Sunday, September 24, 2017

September 24, 2017 Balance Sheet Reduction

Risk/Reward Vol. 364

THIS IS NOT INVESTMENT OR TAX ADVICE.  IT IS A PERSONAL REFLECTION ON INVESTING.  RELY ON NOTHING STATED HEREIN.

The content of the Federal Reserve's press release and follow-on conference on Wednesday should have surprised no one.  Chair Yellen has done much over the past several months to prepare the markets for what was announced.  First, the reduction of the Fed's bloated, $4.5 trillion balance sheet now begins, albeit ever so slowly.  Second, there is no immediate increase in the Fed funds rate.  And third, one should expect another rate increase in December  Yet, both the stock and the bond markets reacted negatively to the announcement with the yield on the US Ten Year Bond spiking from 2.24 to 2.28. (Remember, higher yields mean lower prices.)  The combination of the Fed presser and Hurricane Maria's impact on Puerto Rico also caused several of my muni closed end funds to plummet.  This occurred despite the fact that the ones I hold have limited to no exposure to PR bonds.  Given Yellen's forewarning, the fact that the Fed also lowered its normalized rate goal and my double check that PR was not a concern, I decided to buy.  I added to several positons and bought back into PGX which is trading at a favorable 332 basis point yield spread at present.  (See Vol. 343 www.riskrewardblog.blogspot.com).  We will see how this gambit develops.

Although visibility on the Fed's actions for the remainder of 2017 became clearer this week, 2018 is still very much in doubt.  Due to resignations and normal rotation, several key Federal Reserve positions will be filled in the coming months.  Will Trump nominate "easy money" doves?  Will he re-nominate Janet Yellen as Chair?  Some say his penchant for low rates will lead him this way.  That said, the leading candidates for Chair mentioned by the press ( Warsh and Taylor) are both decidedly more hawkish on rates than Yellen.  No matter who is named, however,  I don't see rates approaching historic norms. Why?  Because no central banker in the world has been able to spur economic growth sufficient to cause inflation.  Indeed, despite several years of "recovery", the economy is still not "recovered" enough to register 2% annual inflation, a number deemed ideal by economists.  And lest we forget, economists dominate central banks.  Until that magical (albeit arbitrary) number is met or exceeded, easy money (translate low interest rates) will prevail.

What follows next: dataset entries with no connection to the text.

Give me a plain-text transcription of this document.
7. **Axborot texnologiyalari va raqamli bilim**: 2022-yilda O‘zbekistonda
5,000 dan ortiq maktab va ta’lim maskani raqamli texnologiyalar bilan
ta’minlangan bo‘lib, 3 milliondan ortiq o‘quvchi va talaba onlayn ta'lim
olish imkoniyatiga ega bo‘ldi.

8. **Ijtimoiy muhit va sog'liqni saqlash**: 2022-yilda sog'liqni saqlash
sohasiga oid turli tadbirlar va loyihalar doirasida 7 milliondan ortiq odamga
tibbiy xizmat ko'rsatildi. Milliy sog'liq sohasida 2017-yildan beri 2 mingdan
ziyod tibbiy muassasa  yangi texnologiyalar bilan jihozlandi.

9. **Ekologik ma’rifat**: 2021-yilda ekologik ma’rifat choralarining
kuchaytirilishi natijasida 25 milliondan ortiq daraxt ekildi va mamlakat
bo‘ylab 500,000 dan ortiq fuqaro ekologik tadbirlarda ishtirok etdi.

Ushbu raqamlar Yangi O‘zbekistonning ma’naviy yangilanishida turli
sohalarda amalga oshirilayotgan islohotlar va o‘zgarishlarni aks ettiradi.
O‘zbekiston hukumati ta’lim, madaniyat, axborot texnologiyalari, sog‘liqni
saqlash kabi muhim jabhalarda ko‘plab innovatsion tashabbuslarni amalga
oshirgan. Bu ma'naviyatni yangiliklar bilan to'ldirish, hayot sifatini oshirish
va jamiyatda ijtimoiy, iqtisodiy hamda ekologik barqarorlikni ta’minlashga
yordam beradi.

So why do I care so much about rates and monetary policy?  Because, Dear Reader, I am 66 years old.  According to classic portfolio theory,  I should be 66% invested in Triple A rated bonds of various maturities yielding an income of 6% per year.  This carefree existence is what we were all raised to believe would be the reward for saving and maximizing 401k contributions.  Guess what.  It ain't here now, and it looks like it will never return.  So those of us who look to investments as a source of income need to develop a strategy to produce income without the benefit of traditional income producing assets such as bonds, cd's , money market accounts, savings accounts or any other debt instruments.  Moreover, given the paltry returns available via common stock dividends we need to develop a SELLING strategy.  I have one.  It is based upon the yield on the 10Year US Treasury Bond. (See Vol. 343 Riskrewardblog)   Do you have one?  If so, kindly share it with me.

Barb and I arrived in Cassis yesterday.  Cassis is a lovely fishing village turned tourist destination in Provence.  Since this trip was planned by Barb it has as its theme water and nature, weather permitting.  Google "Cassis Calanques" and you will see some of the hikes we plan to take. Roman ruins?  Not so much this time.  Although we are at the end of the season, last night saw a lively crowd at the twenty or so restaurants along the docks.  The fish they serve are literally 20 paces from the boats that net them.  And what I like most is that in the twelve hours we have been here we have not heard or read one word of English.  Pas un mot!